With rumours swirling about 50 Tory MP’s plotting to oust the Prime Minister, it appears Theresa May could be at the end of the road.
Following the resignations of then Brexit Secretary David Davis and former Foreign Secretary Boris Johnson, rumours emerged in the media that the Brexiteer wing of the Conservatives were planning on ousting the PM.
These flames have only grown in recent weeks with increasing animosity within the party for her Chequers Brexit plan.
Significant party figures such as Jacob Rees-Mogg and Boris Johnson have criticised the plan in recent weeks, with Johnson penning likening the Prime Ministers plans a ‘suicide vest’.
Johnson’s outspoken criticisms of the Prime Minister have further developed the rumours that a coup is in the offing, one indeed led by the former foreign secretary.
Although no coup has yet been forthcoming it has become increasingly likely that we will see one before the United Kingdom leaves the European Union in March 2019.
In recent days, however, news has broken of around 50 Conservative MP’s meeting to plot the removal of the party leader and replace her with a more hard-line Brexit figure.
The meeting reportedly lasted for around an hour and was chaired by Jacob Rees-Mogg with MPs discussing the different ways to remove the Prime Minister.
Many MPs told the meeting that they had submitted letters of no confidence to Sir Graham Brady, chairman of the 1922 committee.
Others expressed a willingness to follow suit which could trigger a no-confidence vote if just 48 letters are received.
Many figures reportedly at the meeting have refused to deny any talk over plotting the removal of the Theresa May, with Brexiteer John Baron adding ‘we were discussing leadership issues’.
These recent events have furthered the rumours that a high-profile Brexit figure such as Boris Johnson or David Davis is looking to take the keys for number 10 and steer the negotiations in a different direction.
If a no-confidence vote were triggered the prime minister would need to secure the support of half of Tory MPs to remain in power – currently 159.
Even if the Prime Minister survived the vote it is likely that her leadership would be seriously weakened and her position untenable.
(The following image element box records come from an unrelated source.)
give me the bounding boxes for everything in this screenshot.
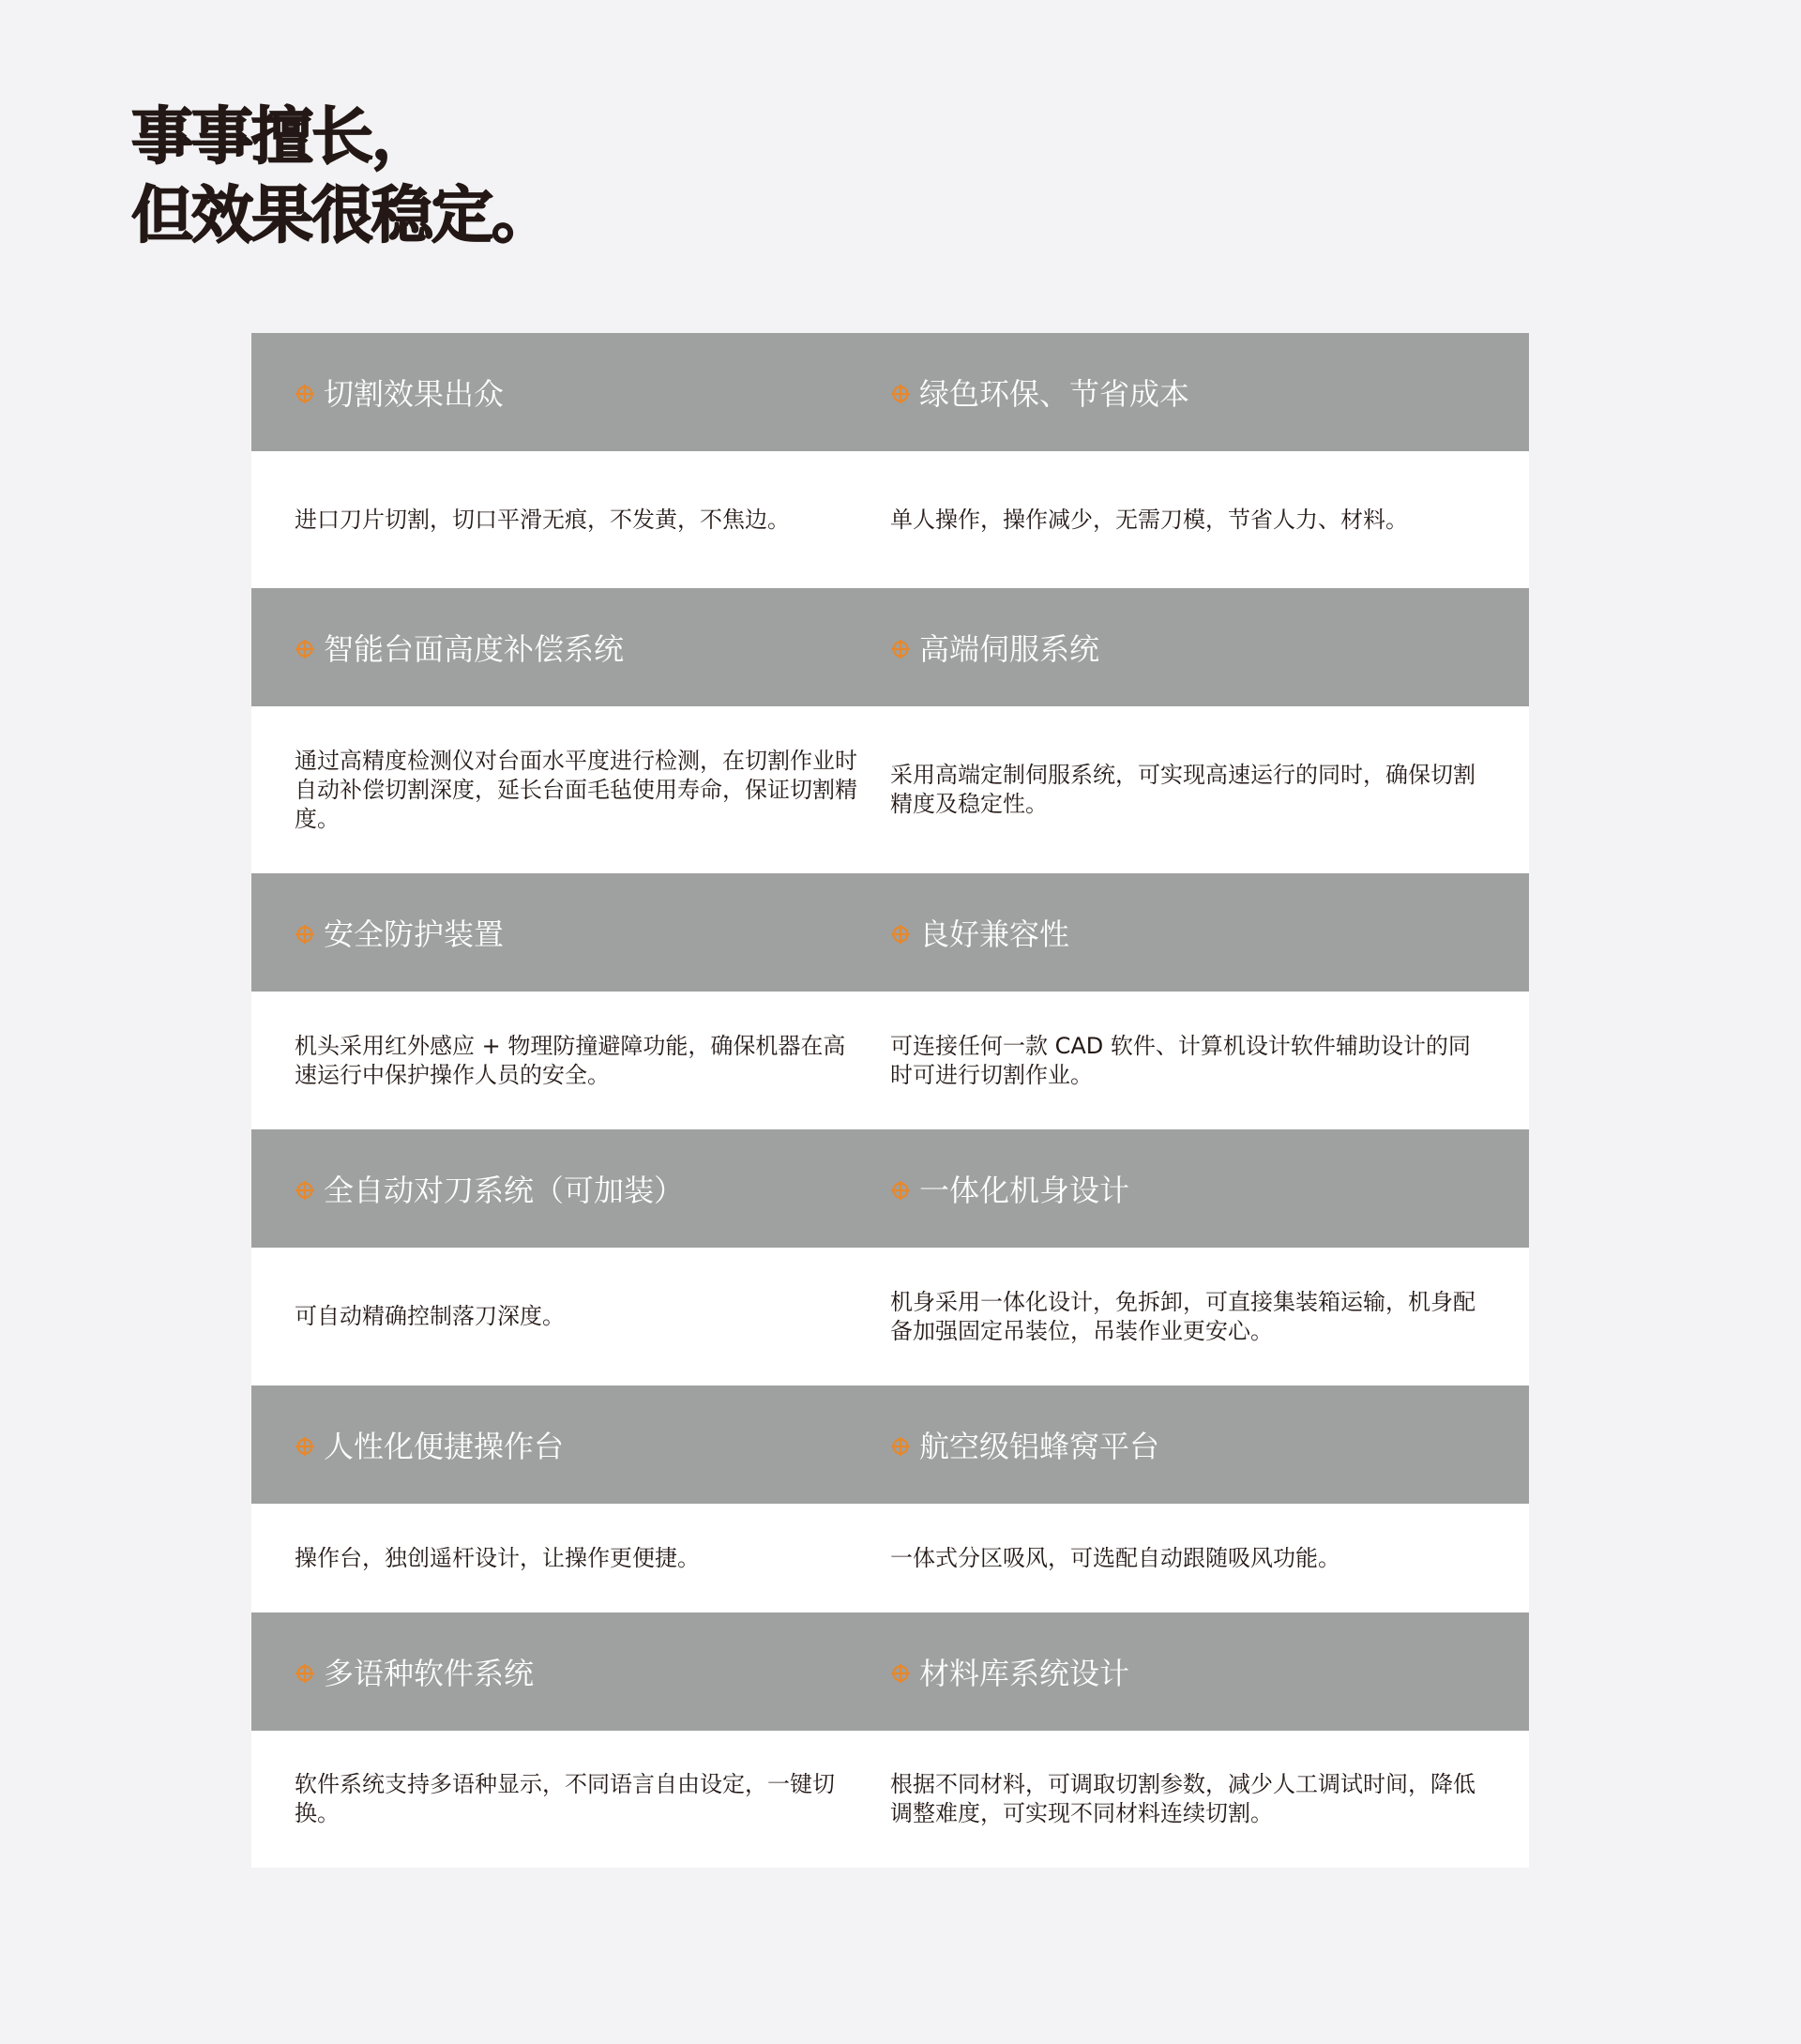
crosshair-icon — [890, 1663, 911, 1684]
feature-description: 软件系统支持多语种显示，不同语言自由设定，一键切换。 — [295, 1771, 835, 1826]
feature-description: 机身采用一体化设计，免拆卸，可直接集装箱运输，机身配备加强固定吊装位，吊装作业更安心。 — [890, 1288, 1476, 1344]
feature-title: 航空级铝蜂窝平台 — [919, 1429, 1160, 1464]
feature-header-row — [251, 1129, 1529, 1248]
feature-header-right — [890, 333, 1529, 451]
feature-description: 机头采用红外感应 + 物理防撞避障功能，确保机器在高速运行中保护操作人员的安全。 — [295, 1032, 846, 1088]
feature-title: 切割效果出众 — [324, 376, 505, 412]
feature-body-row — [251, 1248, 1529, 1385]
crosshair-icon — [295, 1436, 315, 1457]
feature-description: 采用高端定制伺服系统，可实现高速运行的同时，确保切割精度及稳定性。 — [890, 762, 1476, 817]
page-headline — [131, 98, 552, 255]
feature-header-row — [251, 588, 1529, 706]
headline-line-1: 事事擅长， — [131, 100, 431, 173]
crosshair-icon — [890, 924, 911, 945]
feature-header-left — [251, 1385, 890, 1504]
crosshair-icon — [295, 384, 315, 404]
crosshair-icon — [295, 639, 315, 659]
crosshair-icon — [890, 639, 911, 659]
crosshair-icon — [890, 1180, 911, 1201]
feature-title: 安全防护装置 — [324, 916, 505, 952]
feature-title: 智能台面高度补偿系统 — [324, 631, 625, 667]
feature-title: 人性化便捷操作台 — [324, 1429, 565, 1464]
feature-title: 材料库系统设计 — [919, 1656, 1130, 1691]
feature-header-right — [890, 1129, 1529, 1248]
feature-header-row — [251, 333, 1529, 451]
feature-title: 绿色环保、节省成本 — [919, 376, 1190, 412]
feature-header-right — [890, 588, 1529, 706]
feature-header-row — [251, 873, 1529, 992]
feature-title: 多语种软件系统 — [324, 1656, 535, 1691]
feature-title: 良好兼容性 — [919, 916, 1070, 952]
feature-description: 单人操作，操作减少，无需刀模，节省人力、材料。 — [890, 506, 1408, 533]
feature-description: 可连接任何一款 CAD 软件、计算机设计软件辅助设计的同时可进行切割作业。 — [890, 1032, 1471, 1088]
crosshair-icon — [295, 924, 315, 945]
feature-title: 高端伺服系统 — [919, 631, 1100, 667]
feature-header-left — [251, 588, 890, 706]
feature-body-row — [251, 1731, 1529, 1868]
feature-description: 根据不同材料，可调取切割参数，减少人工调试时间，降低调整难度，可实现不同材料连续切割。 — [890, 1771, 1476, 1826]
feature-header-left — [251, 873, 890, 992]
feature-body-row — [251, 1504, 1529, 1612]
headline-line-2: 但效果很稳定。 — [131, 179, 552, 251]
feature-description: 进口刀片切割，切口平滑无痕，不发黄，不焦边。 — [295, 506, 790, 533]
feature-header-left — [251, 1612, 890, 1731]
feature-header-left — [251, 333, 890, 451]
feature-header-right — [890, 873, 1529, 992]
crosshair-icon — [890, 384, 911, 404]
crosshair-icon — [295, 1663, 315, 1684]
feature-header-row — [251, 1385, 1529, 1504]
feature-description: 通过高精度检测仪对台面水平度进行检测，在切割作业时自动补偿切割深度，延长台面毛毡使用寿命，保证切割精度。 — [295, 747, 857, 832]
feature-body-row — [251, 992, 1529, 1129]
feature-description: 操作台，独创遥杆设计，让操作更便捷。 — [295, 1544, 700, 1571]
feature-body-row — [251, 451, 1529, 588]
feature-header-row — [251, 1612, 1529, 1731]
feature-body-row — [251, 706, 1529, 873]
feature-header-right — [890, 1612, 1529, 1731]
feature-header-right — [890, 1385, 1529, 1504]
feature-description: 可自动精确控制落刀深度。 — [295, 1303, 565, 1329]
crosshair-icon — [295, 1180, 315, 1201]
feature-grid — [251, 333, 1529, 1868]
feature-title: 全自动对刀系统（可加装） — [324, 1173, 685, 1208]
feature-description: 一体式分区吸风，可选配自动跟随吸风功能。 — [890, 1544, 1340, 1571]
crosshair-icon — [890, 1436, 911, 1457]
feature-title: 一体化机身设计 — [919, 1173, 1130, 1208]
feature-header-left — [251, 1129, 890, 1248]
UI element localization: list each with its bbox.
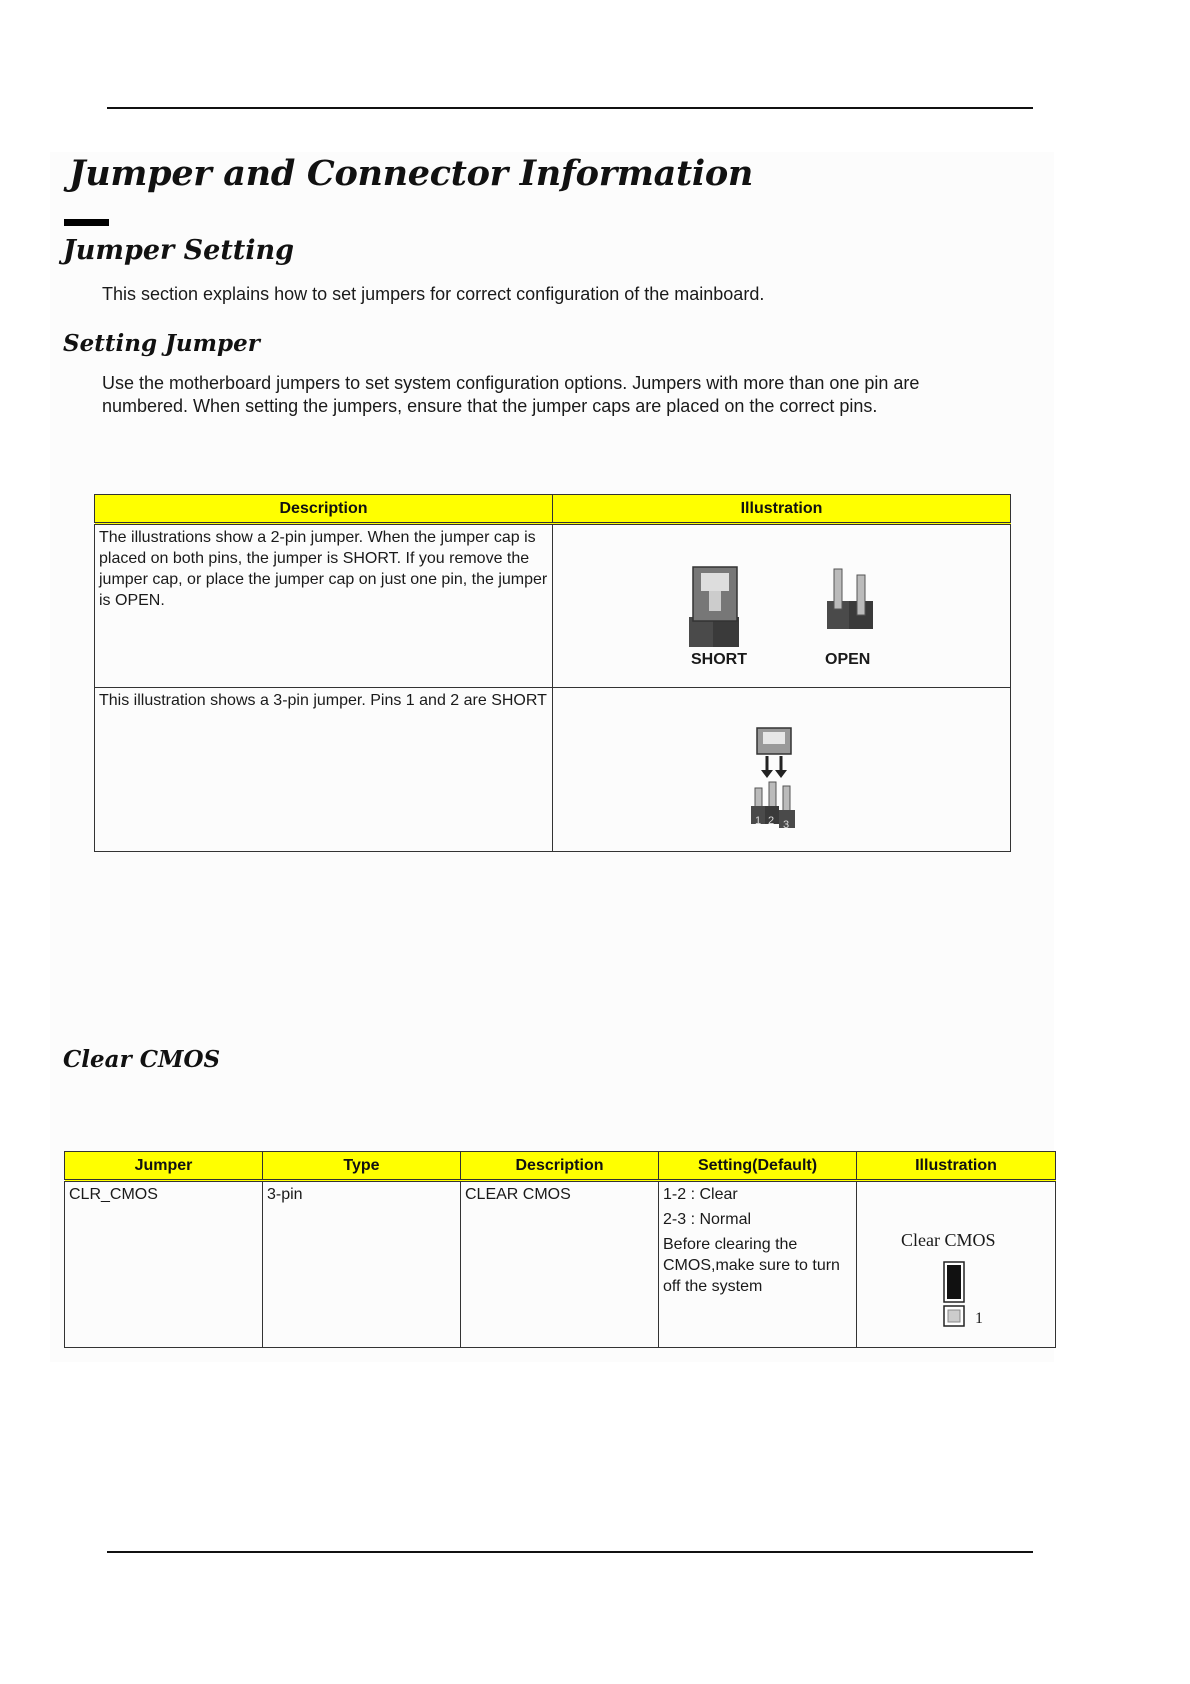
- cmos-jumper-icon: [942, 1260, 972, 1332]
- cell-type: 3-pin: [263, 1181, 461, 1348]
- cell-setting: [659, 1181, 857, 1348]
- header-description: Description: [461, 1152, 659, 1181]
- page-title: Jumper and Connector Information: [69, 153, 754, 194]
- table-row: [95, 524, 1011, 688]
- three-pin-illustration: [557, 690, 1006, 848]
- clear-cmos-illustration: [861, 1184, 1051, 1344]
- pin-number-2: 2: [768, 815, 775, 827]
- subsection-text: Use the motherboard jumpers to set system configuration options. Jumpers with more than one pin are numbered. When setting the jumpers, ensure that the jumper caps are placed on the correct pins.: [102, 373, 920, 416]
- pin-number-1: 1: [755, 815, 762, 827]
- jumper-illustration-table: [94, 494, 1011, 852]
- header-jumper: Jumper: [65, 1152, 263, 1181]
- setting-clear: 1-2 : Clear: [663, 1186, 738, 1203]
- two-pin-description: The illustrations show a 2-pin jumper. When the jumper cap is placed on both pins, the jumper is SHORT. If you remove the jumper cap, or place the jumper cap on just one pin, the jumper is OPEN.: [95, 524, 553, 688]
- section-intro: This section explains how to set jumpers for correct configuration of the mainboard.: [102, 284, 765, 304]
- header-description: Description: [95, 495, 553, 524]
- three-pin-description: This illustration shows a 3-pin jumper. Pins 1 and 2 are SHORT: [95, 688, 553, 852]
- header-illustration: Illustration: [553, 495, 1011, 524]
- subsection-title: Setting Jumper: [63, 330, 260, 357]
- open-label: OPEN: [825, 651, 871, 668]
- section-title: Jumper Setting: [63, 235, 295, 266]
- footer-rule: [107, 1551, 1033, 1553]
- setting-normal: 2-3 : Normal: [663, 1211, 752, 1228]
- pin-one-label: 1: [975, 1310, 983, 1327]
- cell-illustration: [857, 1181, 1056, 1348]
- pin-number-3: 3: [783, 819, 790, 831]
- table-header-row: [65, 1152, 1056, 1181]
- table-header-row: [95, 495, 1011, 524]
- table-row: [95, 688, 1011, 852]
- clear-cmos-label: Clear CMOS: [901, 1230, 996, 1250]
- three-pin-numbers: [747, 806, 827, 836]
- three-pin-illustration-cell: [553, 688, 1011, 852]
- clear-cmos-table: [64, 1151, 1056, 1348]
- header-setting: Setting(Default): [659, 1152, 857, 1181]
- cell-description: CLEAR CMOS: [461, 1181, 659, 1348]
- header-type: Type: [263, 1152, 461, 1181]
- setting-note: Before clearing the CMOS,make sure to turn off the system: [663, 1236, 840, 1295]
- title-accent-bar: [64, 219, 109, 226]
- two-pin-illustration-cell: [553, 524, 1011, 688]
- two-pin-illustration: [557, 527, 1006, 685]
- cell-jumper: CLR_CMOS: [65, 1181, 263, 1348]
- short-label: SHORT: [691, 651, 747, 668]
- table-row: [65, 1181, 1056, 1348]
- header-rule: [107, 107, 1033, 109]
- clear-cmos-title: Clear CMOS: [63, 1046, 221, 1073]
- header-illustration: Illustration: [857, 1152, 1056, 1181]
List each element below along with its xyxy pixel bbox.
Were she to lose, however, she would be unable to stand in the subsequent leadership election and it is likely that several high-profile figures such as Boris Johnson and Sajid Javid.
It is unclear at current as to whether this latest speculation will result in a no-confidence vote, however, it is looking increasingly likely that a formal challenge for leadership will emerge before the March 2019 Brexit deadline.
Whether Theresa May remains in power until then or not, it is increasingly clear that the prime minister is nearing the end of the road.